A retirada à francesa de Georg Solti



A comoção coletiva em torno dos funerais da princesa Diana, no dia 6 de setembro de 1997, ofuscou as mortes de celebridades como madre Teresa de Calcutá. No setor artístico, ficou em segundo plano o fim inesperado do maestro húngaro Georg Solti, um dos maiores nomes da regência no século XX, o grande patriarca da batuta da atualidade e também ele nobre. Em 1972, a rainha Elizabeth lhe concedeu o título de "sir", ocasião em que se tornou cidadão britânico. Ele morreu no sábado no sul da França, onde passava férias. Segundo Charles Kaye, assistente da Orquestra Sinfônica de Chicago, da qual Solti era diretor artístico, o maestro teve uma parada cardíaca enquanto dormia.

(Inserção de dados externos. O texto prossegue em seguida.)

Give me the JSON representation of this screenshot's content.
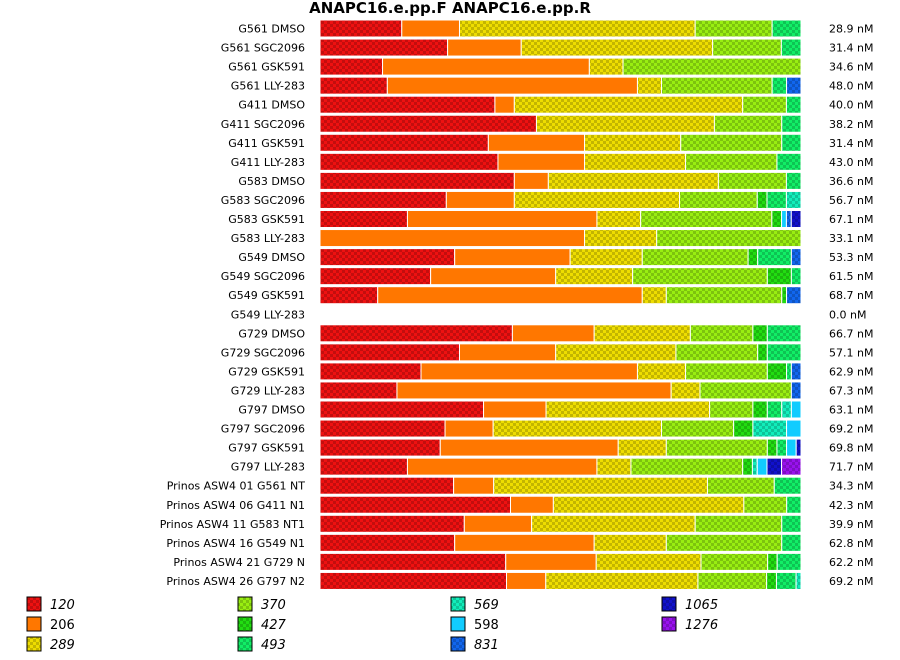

Contava 84 anos de idade. As emissoras de TV noticiaram o fato resumidamente e os jornais lhe dedicaram pouco espaço. O tenor italiano Luciano Pavarotti entrou na abadia de Westminster, onde se realizaram as exéquias de Diana, exibindo uma expressão de choque. Não era por causa da princesa. Ele havia acabado de receber a notícia da morte de Solti. Foi uma retirada à francesa do maestro, discreta demais para sua brilhante carreira. A música erudita anda mesmo em baixa no mercado das estrelas.

O regente deixa incompletos vários projetos de fôlego. Em 28 de janeiro, em Londres, assinou um contrato vitalício com a gravadora Decca, o primeiro desse tipo emitido pela companhia britânica. No pacote de gravações estavam previstas sessões com a Sinfônica de Chicago e Filarmônica de Berlim. Ao voltar das férias, gravaria o "Requiem", de Giuseppe Verdi, e uma nova versão da ópera "Tristão e Isolda", de Richard Wagner, que ele havia registrado em 1960. Em outubro, ele participaria do lançamento de sua autobiografia, feita em parceria com o jornalista musical Harvey Sachs.

Solti estava começando a usufruir da liberdade das pesadas obrigações junto à Sinfônica de Chicago e ao Festival de Salzburgo. Na primeira, atuava como consultor. Seu cargo na direção artística da orquestra era honorário. Em agosto de 1996, ele se despediu da tarefa de organizador de concertos do festival. Regeu, ao vivo, pela última vez, a ópera "Elektra", de Richard Strauss. Em janeiro deste ano, a Decca lançou a coleção "Solti-Decca Golden Jubilee", com 20 títulos em CD, comemorando o cinqüentenário da parceria do maestro com a gravadora. Quatro meses depois, organizou e lançou a trilha-sonora da superprodução hollywoodiana "Anna Karenina". O lançamento do seu CD mais recente se deu em Salzburgo em agosto, pouco antes das férias na França. É a nova versão de "Don Giovanni", de Mozart, com o barítono Bryn Terfel e a soprano Renée Fleming. Outra edição importante acontece agora, com a versão remasterizada do ciclo "Anel dos Nibelungos", em 16 CDs, a partir das matrizes originais do ciclo de Wagner realizado entre 1958 e 1965, à frente da Filarmônica de Viena. Foi o primeiro "Anel" concebido totalmente em estúdio de gravação.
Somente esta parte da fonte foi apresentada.